Ölüm ve Ötesi

Ölüm, hayattan da öte bir hakikattir. İmanı teslimiyetten ibaret halkımızın çoğu onu tevekkülle karşılasa da, bilhassa ehl-i dünya ve bu teslimiyeti olmayanlar, inanmış bile olsalar, çok ciddî ölüm korkusu yaşarlar.
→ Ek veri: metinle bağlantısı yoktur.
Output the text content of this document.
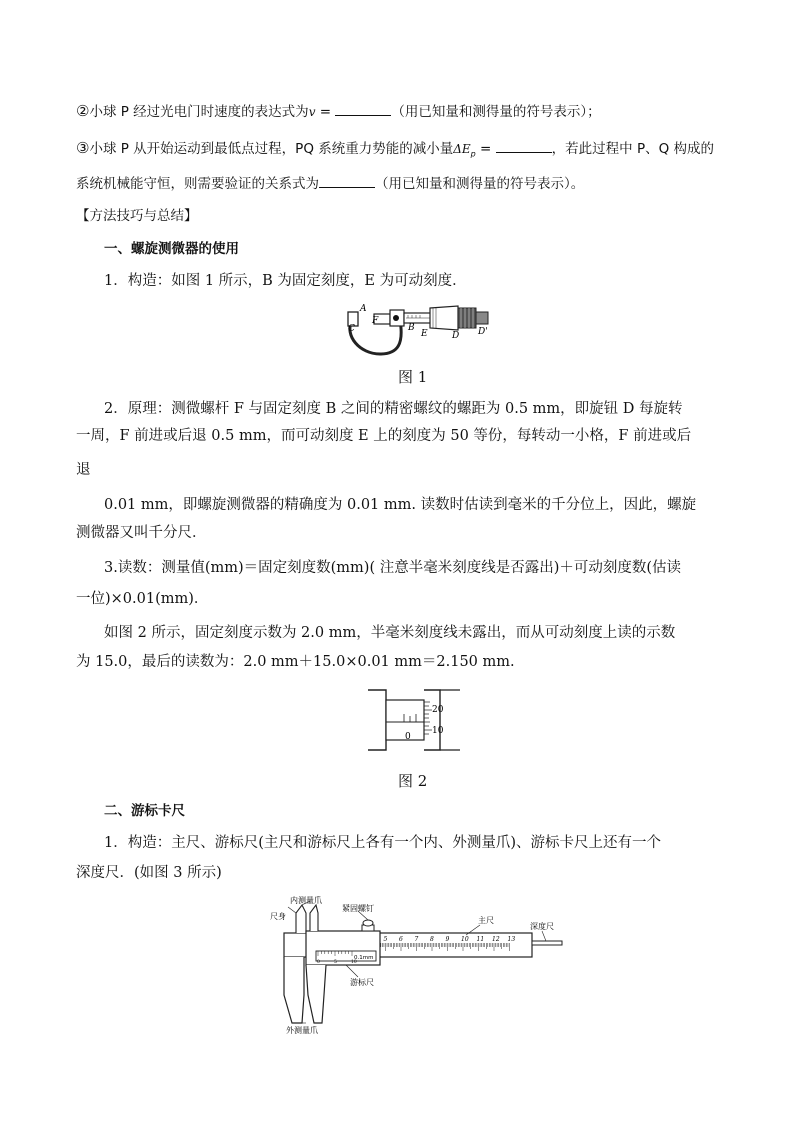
②小球 P 经过光电门时速度的表达式为v =	（用已知量和测得量的符号表示）；
③小球 P 从开始运动到最低点过程，PQ 系统重力势能的减小量$\Delta E_p$ =	，若此过程中 P、Q 构成的
系统机械能守恒，则需要验证的关系式为	（用已知量和测得量的符号表示）。
【方法技巧与总结】
一、螺旋测微器的使用
1．构造：如图 1 所示，B 为固定刻度，E 为可动刻度．
C
A
F
B
E	D D'
图 1
2．原理：测微螺杆 F 与固定刻度 B 之间的精密螺纹的螺距为 0.5 mm，即旋钮 D 每旋转
一周，F 前进或后退 0.5 mm，而可动刻度 E 上的刻度为 50 等份，每转动一小格，F 前进或后
退
0.01 mm，即螺旋测微器的精确度为 0.01 mm. 读数时估读到毫米的千分位上，因此，螺旋
测微器又叫千分尺．
3.读数：测量值(mm)＝固定刻度数(mm)( 注意半毫米刻度线是否露出)＋可动刻度数(估读
一位)×0.01(mm)．
如图 2 所示，固定刻度示数为 2.0 mm，半毫米刻度线未露出，而从可动刻度上读的示数
为 15.0，最后的读数为：2.0 mm＋15.0×0.01 mm＝2.150 mm.
0
20
10
图 2
二、游标卡尺
1．构造：主尺、游标尺(主尺和游标尺上各有一个内、外测量爪)、游标卡尺上还有一个
深度尺．(如图 3 所示)
5 6 7 8 9 10 11 12 13
0	5	10
尺身
内测量爪
紧固螺钉
主尺
深度尺
游标尺
外测量爪
0.1mm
Fakat sürekli çalışma, meşguliyet, eğlence ve neşelenme gibi yollarla ölümü hatırlamamaya çalışırlar. Manevî eğitimde “râbıta-i mevt” bir esastır. Peygamber Efendimiz de (s.a.s.), “Lezzetleri yok eden ölümü çok hatırlayın, çok anın.” buyururlar. Kur’ân-ı Kerim’in dörtte biri kadarı da Âhiret’le ilgili olduğu halde, ölüm ve Âhiret, inananları dâhil, günümüz insanının hiç gündeminde değil gibi. Oysa yazılanların, konuşulanların, gösterilenlerin belki büyük kısmı ölüm ve Âhiret’le ilgili olmalı. Çünkü dünya hayatı, tamamen Âhiret’e endekslidir ve Âhiret için yaşanır, Âhiret için yaşanmalıdır. Günümüz insanının buna, önceki çağlarda yaşayanlardan çok daha fazla ihtiyacı var. Var, çünkü dünyevîlik, bugün herkesi kapkaranlık cenderesine almış durumda; var, çünkü bugün öylesine suçlar, öylesine günahlar işleniyor ki, insanı bunlardan ancak şuurlu bir ölüm ve Âhiret endişesi alıkoyabilir. Bundandır ki, İkinci Dünya Savaşı’nda ne olup bitiyor hiç takip etmeyen Hz. Bediüzzaman (r.a.), kendisine sorulan “Bundan daha mühim bir hadise mi var ki, bu savaşı hiç takip etmiyorsun?” sorusuna şu cevabı verir: “Evet, herkesin başına bu cihan harbinden daha büyük bir hadise ve bu zemin yüzündeki hakimiyet davasından daha ehemmiyetli bir dava, ebedî hayatı kazanmak veya kaybetmek davası, açılmış. Her insan, Alman ve İngiliz kadar kuvveti ve serveti olsa ve aklı da varsa tereddütsüz o tek davayı kazanmak için sarfetmeli.”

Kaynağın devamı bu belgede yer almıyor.